I first grew out my beard beyond an inch or two about five years ago, and I cut it back when it got very tangled due to the kinks in it. By this time, my hair had become a mixture of wavy and curly. This is just before I cut it back:
Soon after that my hair and beard both got very straight, and my afro pick would not stay put if stuck in my beard at all. It would just fall out. This photo was taken less than a year ago:
What motivated me to try growing out the beard that second time was that my hair had gotten much straighter and I hoped my beard would have, too. It turned out I was right!
As for "gray vs. black", the color change did not especially match the times the texture changed. All transitions were gradual as gray hairs got more numerous and black ones got less so. The curliness tended to grow downward with my hair, though. For awhile it was straight above my ears and still quite curly down below them.
On the back of my head my hair is still almost all black! No one sees it, though, because the gray hairs from higher up cover it up. People are surprised when I lift that hair up to show them I still have black hair. By the way, I got my first gray hairs, four of them, in my beard 33 years ago, and as I said I still have some black hairs. I even have a few in my beard. This is all a lifetime process, so as I suggested, just sit back and enjoy the show!
I had a friend who had a completely gray mustache at age 22, by the way, while the rest of his hair was black, so gray hair can come very early for some people, and some men never get any gray hair at all. Most commonly, gray hair shows up in facial hair before head hair, but that won't necessarily be the case on everyone.
Bill
Your shirt is awesome Bill, just wanted to let you know that. Where did you get it?
The tie-dye I got at a street vendor's booth at the Haight Ashbury Street Fair. The eagle shirt I got at a truck stop in Michigan. The bandanna I'm wearing with the eagle shirt I got at a gas station in Idaho. You never know where you will find cool threads. You just gotta keep your eyes open!
Bill
Thanks for the info, both of them look great, I was referring to the eagle shirt in particular though, really good looking shirt.
Yeah, I wondered which one you meant, so I just gave info on both. Thanks for answering that question. Glad you like it!

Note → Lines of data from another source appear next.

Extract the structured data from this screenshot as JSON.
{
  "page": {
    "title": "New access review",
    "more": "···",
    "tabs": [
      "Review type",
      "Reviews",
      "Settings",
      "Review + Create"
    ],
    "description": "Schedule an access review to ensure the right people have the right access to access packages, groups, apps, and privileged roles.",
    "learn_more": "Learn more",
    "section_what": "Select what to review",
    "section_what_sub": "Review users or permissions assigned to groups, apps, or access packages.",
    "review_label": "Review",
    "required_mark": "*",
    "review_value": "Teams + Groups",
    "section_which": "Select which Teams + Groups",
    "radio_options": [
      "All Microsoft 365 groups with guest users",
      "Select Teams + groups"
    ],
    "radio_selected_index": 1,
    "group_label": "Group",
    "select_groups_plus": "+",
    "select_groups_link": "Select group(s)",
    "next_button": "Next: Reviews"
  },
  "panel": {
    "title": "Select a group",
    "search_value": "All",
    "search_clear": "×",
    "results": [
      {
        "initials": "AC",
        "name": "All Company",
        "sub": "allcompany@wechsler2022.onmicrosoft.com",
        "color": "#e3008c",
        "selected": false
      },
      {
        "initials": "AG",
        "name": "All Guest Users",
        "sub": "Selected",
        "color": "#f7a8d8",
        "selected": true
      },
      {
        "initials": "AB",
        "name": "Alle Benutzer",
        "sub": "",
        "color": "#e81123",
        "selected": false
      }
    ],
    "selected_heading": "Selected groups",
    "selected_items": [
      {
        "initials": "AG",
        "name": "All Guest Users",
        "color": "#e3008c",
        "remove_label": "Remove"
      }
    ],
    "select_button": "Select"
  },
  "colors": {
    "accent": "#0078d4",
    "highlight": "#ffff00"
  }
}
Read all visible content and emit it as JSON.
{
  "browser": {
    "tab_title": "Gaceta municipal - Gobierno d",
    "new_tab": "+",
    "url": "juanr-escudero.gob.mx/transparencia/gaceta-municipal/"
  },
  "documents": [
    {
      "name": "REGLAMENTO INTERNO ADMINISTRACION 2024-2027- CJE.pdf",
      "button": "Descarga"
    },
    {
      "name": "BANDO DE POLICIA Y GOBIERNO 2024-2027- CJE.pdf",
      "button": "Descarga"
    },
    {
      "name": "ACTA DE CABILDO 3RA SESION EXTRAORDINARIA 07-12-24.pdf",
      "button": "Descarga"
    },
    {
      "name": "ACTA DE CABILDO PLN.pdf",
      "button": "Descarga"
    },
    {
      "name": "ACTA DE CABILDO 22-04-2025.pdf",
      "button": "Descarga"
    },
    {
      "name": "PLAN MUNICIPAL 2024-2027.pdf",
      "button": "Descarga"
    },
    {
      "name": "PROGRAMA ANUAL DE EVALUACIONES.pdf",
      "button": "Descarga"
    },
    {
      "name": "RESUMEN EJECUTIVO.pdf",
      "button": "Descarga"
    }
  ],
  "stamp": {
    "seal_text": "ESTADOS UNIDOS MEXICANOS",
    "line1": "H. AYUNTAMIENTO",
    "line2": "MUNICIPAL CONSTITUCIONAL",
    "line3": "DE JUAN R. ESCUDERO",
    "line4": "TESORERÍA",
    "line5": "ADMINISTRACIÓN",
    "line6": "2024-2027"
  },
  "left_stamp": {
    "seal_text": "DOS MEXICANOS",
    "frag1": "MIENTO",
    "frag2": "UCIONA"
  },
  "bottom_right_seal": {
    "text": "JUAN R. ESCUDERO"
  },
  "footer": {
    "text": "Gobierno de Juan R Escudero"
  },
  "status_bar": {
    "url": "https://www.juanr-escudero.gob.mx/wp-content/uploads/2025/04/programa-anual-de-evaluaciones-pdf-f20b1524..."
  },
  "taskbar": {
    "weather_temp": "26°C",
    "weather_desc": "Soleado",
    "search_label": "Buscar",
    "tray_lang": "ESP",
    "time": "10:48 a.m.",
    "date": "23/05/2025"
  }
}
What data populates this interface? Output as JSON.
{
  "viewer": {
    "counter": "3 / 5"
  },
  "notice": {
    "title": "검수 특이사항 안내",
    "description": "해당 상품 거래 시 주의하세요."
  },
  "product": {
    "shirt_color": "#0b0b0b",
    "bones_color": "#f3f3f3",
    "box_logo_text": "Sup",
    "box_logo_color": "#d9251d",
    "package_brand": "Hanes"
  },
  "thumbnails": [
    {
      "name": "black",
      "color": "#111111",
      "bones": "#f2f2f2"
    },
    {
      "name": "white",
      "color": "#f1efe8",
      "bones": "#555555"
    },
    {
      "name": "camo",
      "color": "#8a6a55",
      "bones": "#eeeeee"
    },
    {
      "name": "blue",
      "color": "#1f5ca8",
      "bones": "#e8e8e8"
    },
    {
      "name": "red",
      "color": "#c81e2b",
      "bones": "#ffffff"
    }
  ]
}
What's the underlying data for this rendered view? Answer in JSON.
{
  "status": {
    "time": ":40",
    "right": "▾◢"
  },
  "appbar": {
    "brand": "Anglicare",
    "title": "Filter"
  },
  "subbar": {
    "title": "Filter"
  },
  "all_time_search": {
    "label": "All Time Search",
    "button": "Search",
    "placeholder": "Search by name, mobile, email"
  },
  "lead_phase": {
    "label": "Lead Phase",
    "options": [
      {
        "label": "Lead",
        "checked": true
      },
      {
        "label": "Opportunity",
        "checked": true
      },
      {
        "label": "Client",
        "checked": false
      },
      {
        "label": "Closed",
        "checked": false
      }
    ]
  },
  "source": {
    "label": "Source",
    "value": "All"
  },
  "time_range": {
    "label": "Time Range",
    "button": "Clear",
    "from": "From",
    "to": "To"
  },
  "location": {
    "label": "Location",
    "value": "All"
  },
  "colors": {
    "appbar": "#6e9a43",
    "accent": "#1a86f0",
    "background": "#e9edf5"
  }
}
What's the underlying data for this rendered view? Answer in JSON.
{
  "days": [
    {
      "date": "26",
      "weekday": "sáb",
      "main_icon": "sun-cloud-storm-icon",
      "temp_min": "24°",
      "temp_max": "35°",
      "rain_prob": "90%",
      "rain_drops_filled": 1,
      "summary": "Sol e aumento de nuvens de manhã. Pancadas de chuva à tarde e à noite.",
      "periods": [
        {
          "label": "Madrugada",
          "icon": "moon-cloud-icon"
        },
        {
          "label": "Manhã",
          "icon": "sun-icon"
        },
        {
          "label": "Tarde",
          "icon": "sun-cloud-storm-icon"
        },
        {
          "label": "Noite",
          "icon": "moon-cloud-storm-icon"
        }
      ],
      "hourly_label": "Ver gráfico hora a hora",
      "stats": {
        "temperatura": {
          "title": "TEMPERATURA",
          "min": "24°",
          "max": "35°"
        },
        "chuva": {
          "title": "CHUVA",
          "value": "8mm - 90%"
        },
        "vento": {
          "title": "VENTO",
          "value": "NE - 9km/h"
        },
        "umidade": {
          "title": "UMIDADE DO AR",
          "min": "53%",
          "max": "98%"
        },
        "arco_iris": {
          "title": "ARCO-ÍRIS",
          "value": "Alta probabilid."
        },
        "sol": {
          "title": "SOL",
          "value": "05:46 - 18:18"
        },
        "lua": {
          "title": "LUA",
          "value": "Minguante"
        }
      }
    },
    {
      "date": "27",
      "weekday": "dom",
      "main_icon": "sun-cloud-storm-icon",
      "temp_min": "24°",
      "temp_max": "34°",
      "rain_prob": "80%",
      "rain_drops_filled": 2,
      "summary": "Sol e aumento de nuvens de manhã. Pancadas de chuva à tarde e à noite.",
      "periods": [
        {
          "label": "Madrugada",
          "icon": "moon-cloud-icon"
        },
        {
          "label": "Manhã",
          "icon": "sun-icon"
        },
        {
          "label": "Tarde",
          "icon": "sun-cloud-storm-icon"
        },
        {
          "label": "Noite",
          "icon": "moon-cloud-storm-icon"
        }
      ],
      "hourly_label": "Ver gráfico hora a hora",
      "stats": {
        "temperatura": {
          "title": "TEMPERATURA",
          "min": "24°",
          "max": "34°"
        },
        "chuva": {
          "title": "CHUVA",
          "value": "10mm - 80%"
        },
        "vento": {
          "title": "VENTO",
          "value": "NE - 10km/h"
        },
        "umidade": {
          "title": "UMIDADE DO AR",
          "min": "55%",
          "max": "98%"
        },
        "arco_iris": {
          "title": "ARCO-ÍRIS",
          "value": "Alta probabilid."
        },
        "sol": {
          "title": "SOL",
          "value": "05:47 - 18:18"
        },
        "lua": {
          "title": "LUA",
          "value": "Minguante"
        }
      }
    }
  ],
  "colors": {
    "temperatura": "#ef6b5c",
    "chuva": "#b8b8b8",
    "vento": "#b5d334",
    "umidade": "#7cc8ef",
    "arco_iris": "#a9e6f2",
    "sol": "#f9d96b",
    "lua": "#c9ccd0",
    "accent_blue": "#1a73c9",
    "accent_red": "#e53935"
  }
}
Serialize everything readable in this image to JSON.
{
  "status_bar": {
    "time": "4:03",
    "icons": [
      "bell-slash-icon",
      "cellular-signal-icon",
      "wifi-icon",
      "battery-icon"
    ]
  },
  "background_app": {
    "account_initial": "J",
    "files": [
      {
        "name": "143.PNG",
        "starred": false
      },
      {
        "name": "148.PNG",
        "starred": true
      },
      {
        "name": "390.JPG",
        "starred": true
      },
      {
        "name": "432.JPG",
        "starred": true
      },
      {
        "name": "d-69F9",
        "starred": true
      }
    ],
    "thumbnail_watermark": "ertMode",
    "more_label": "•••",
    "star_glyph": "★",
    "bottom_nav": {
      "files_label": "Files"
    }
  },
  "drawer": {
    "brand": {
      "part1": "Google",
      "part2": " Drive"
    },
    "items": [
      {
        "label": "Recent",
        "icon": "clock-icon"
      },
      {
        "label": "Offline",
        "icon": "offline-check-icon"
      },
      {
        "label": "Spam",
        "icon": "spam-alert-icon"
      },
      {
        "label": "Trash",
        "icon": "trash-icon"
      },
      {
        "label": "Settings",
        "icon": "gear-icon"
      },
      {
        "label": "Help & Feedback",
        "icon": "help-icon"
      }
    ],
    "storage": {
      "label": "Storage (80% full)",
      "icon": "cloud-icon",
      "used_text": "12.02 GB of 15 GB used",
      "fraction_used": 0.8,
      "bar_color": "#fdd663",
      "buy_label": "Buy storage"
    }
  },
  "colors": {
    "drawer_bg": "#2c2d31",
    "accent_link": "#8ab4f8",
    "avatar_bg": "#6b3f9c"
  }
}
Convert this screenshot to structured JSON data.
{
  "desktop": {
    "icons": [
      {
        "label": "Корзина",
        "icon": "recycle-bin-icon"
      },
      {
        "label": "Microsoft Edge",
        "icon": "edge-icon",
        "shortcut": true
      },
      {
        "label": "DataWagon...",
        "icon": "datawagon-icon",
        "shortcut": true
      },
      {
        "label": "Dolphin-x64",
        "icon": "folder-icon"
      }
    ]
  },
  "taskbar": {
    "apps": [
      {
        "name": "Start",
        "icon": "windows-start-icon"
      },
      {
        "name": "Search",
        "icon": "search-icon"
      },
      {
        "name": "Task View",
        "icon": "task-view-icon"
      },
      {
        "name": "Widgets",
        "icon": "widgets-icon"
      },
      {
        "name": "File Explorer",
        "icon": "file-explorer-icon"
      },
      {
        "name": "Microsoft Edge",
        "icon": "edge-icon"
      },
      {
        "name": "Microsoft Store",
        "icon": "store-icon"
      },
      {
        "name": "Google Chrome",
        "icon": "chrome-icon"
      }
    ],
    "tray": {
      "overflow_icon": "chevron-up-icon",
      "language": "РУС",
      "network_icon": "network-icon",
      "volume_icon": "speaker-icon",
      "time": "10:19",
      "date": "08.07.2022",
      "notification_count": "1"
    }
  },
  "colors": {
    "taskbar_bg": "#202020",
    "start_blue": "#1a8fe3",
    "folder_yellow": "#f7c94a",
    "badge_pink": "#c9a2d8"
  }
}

That the rocks on the shirt closely match the rocks in the photo are, of course, purely accidental, but that similarity I later realized adds to the coolness of the photo.
Bill
I mentioned how my hair changed from curly to straight as it grew out. I just found the photo above that shows that well. It was taken three years ago today. You can also see in this photo how my beard had already become mostly straight, while my hair was only straight for the newest half (the top half) of my strands.
Since that photo was taken, my hair has gotten grayer. It seemed to get gray all over at the same time, but the straight to curly transition line moved down my head.
Bill
Pretty much every man who doesn't have black hair has those weird pale-blond hairs right under their lower lip.
Beards commonly turn gray/white before head hair does. I wouldn't worry about it.
I wouldn't think that you are graying at all. At 22 it's more likely that those hairs will darken up as you get older and your beard fills in. I have those same blonder thinner hairs in my beard, but they seem to be thickening up and getting a bit darker as I get older.
I don't think it's actual greying.
I've had, and still have, several of those blonde/translucent hairs around my lower lip.
Hair and beards are a slow changing pastorale of colors/textures that's fun to watch as the years go by!